Strong Tower said...

"49 was just the number that popped into my head."

Must have been a messenger from Satan sent to buffet you in the flesh.

Still, it is interesting that it was so appropo- a wonderfully enticing journey so commonly traveled even by those who don't care what the sights might be. Daily people take that route without asking any questions, simply assuming they know all that is necessary because nothing that they can see immediately around them gives them a clue that there is any danger, new or old. Eat, drink, be happy, 9-5, be home for dinner...

Dandy Dan, the homosexual application remains the same. We are without excuse if in the course of explaining to sight-seekers what the end of the matter is we neglect to explain all that we know about the way that seems right to a man but in the end there is only death. But we are also without excuse if we don't try to flag down the unsuspecting.

Steve said...

@Reality Check
QUOTE"So we’re back to the “truth in love” part where you think allowing truth to be compromised in the name of love is somehow o.k. because truth and love are not the same thing."

I have never said that truth should be compromised in the name of love, and I don't think it should.

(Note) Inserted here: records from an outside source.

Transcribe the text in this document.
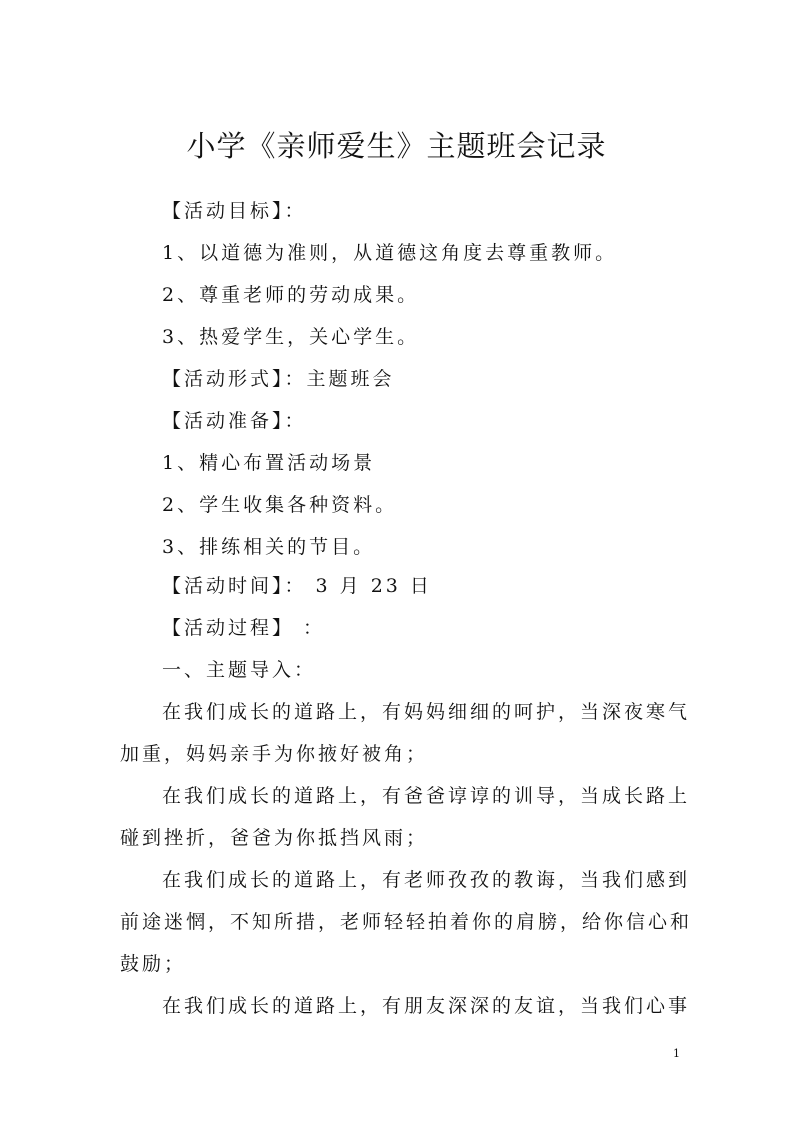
小学《亲师爱生》主题班会记录
【活动目标】：
1、以道德为准则，从道德这角度去尊重教师。
2、尊重老师的劳动成果。
3、热爱学生，关心学生。
【活动形式】：主题班会
【活动准备】：
1、精心布置活动场景
2、学生收集各种资料。
3、排练相关的节目。
【活动时间】： 3 月 23 日
【活动过程】 ：
一、主题导入：
在我们成长的道路上，有妈妈细细的呵护，当深夜寒气
加重，妈妈亲手为你掖好被角；
在我们成长的道路上，有爸爸谆谆的训导，当成长路上
碰到挫折，爸爸为你抵挡风雨；
在我们成长的道路上，有老师孜孜的教诲，当我们感到
前途迷惘，不知所措，老师轻轻拍着你的肩膀，给你信心和
鼓励；
在我们成长的道路上，有朋友深深的友谊，当我们心事
1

1) truth and love are NOT the same thing, and

2) BOTH truth and love are important.

To proceed without truth is error, and to proceed without love is error. You must proceed with both.

donsands said...

"You must proceed with both."-Steve

Yep.

My problem is that at times I leave the truth behind, for fear of man.
Other times I speak the truth boldly, but without compassion.

Then there are those times when I'm able to share the Gospel, and my heart feels the affection it should, and my carnalness is losing the war against the Spirit.

It's been a good dialog.

I shall never get the truth and love down perfectly, but I trust I will continue to grow in His grace and wisdom, and so become more and more mature in His likeness, and so shine brighter for our Father's glory.
God be glorified in all we do, even our chatting on blogs. Amen.

Have a good Lord's day.

Steve said...

@Donsands QUOTE "I shall never get the truth and love down perfectly, but I trust I will continue to grow in His grace and wisdom, and so become more and more mature in His likeness, and so shine brighter for our Father's glory.
God be glorified in all we do, even our chatting on blogs. Amen."

Very well said Don, joined, Amen.
Many blessings to you.

Michael Coughlin said...

Long time reader, first time commenter. Just kidding.

Love the parable. My wife suggested this be printed on one side of a tract with a gospel presentation on the other side.

I agree with her. Let me know what you think. You know how to reach me.